- Interactive map of Šandrovac
- Šandrovac
- Country: Croatia
- County: Bjelovar-Bilogora County

Government
- • Mayor: Dario Halauš (HDZ)

Area
- • Municipality: 24.2 sq mi (62.7 km^{2})
- • Urban: 6.6 sq mi (17.2 km^{2})

Population (2021)
- • Municipality: 1,411
- • Density: 58.3/sq mi (22.5/km^{2})
- • Urban: 623
- • Urban density: 93.8/sq mi (36.2/km^{2})
- Time zone: UTC+1 (CET)
- • Summer (DST): UTC+2 (CEST)
- Postal code: 43000 Bjelovar
- Website: sandrovac.hr

= Šandrovac =

Šandrovac (German: Schandrowatz) is a settlement and municipality in Bjelovar-Bilogora County, Croatia.

In 2008, the municipality unveiled a monument to the Croatian victims of World War II.

==Demographics==
According to the 2021 census, the population of the municipality was 1,411 with 623 living in the town proper.
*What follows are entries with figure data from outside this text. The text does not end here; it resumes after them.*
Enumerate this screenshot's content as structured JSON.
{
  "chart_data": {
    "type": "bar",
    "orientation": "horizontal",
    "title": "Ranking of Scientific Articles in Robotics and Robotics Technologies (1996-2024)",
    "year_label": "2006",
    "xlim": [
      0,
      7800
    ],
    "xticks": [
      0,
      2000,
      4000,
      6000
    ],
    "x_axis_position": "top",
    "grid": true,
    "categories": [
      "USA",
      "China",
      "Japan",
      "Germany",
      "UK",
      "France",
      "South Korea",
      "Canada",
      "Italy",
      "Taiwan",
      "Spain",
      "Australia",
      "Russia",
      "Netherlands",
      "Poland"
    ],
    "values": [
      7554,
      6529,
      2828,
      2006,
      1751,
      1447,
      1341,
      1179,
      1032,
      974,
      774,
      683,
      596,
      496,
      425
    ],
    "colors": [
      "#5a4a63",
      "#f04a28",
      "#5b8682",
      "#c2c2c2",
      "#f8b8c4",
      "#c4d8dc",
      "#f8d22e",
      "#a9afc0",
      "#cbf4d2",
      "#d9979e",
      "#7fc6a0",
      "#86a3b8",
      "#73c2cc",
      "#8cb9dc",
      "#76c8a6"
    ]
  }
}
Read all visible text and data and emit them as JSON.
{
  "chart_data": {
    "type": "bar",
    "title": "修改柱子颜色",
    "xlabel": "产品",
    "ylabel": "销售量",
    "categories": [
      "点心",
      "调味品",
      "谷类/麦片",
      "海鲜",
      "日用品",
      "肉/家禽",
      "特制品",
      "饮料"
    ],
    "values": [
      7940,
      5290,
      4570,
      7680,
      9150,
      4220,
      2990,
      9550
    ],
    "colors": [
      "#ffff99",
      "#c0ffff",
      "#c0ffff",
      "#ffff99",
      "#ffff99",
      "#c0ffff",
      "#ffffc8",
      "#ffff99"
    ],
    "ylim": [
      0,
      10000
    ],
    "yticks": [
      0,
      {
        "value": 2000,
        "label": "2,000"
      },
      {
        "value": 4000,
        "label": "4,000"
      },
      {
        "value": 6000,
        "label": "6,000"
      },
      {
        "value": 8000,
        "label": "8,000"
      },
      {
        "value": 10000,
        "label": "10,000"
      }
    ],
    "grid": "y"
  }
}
In 2011, there were 2,095 inhabitants, of which 84% are Croats.

The municipality consists of the following settlements:
- Jasenik, population 30
- Kašljavac, population 103
- Lasovac, population 441
- Lasovac Brdo, population 6
- Pupelica, population 118
- Ravneš, population 90
- Šandrovac, population 623

==Politics==
===Minority councils and representatives===

Directly elected minority councils and representatives are tasked with consulting tasks for the local or regional authorities in which they are advocating for minority rights and interests, integration into public life and participation in the management of local affairs. At the 2023 Croatian national minorities councils and representatives elections Serbs of Croatia fulfilled legal requirements to elect 10 members minority council of the Municipality of Šandrovac.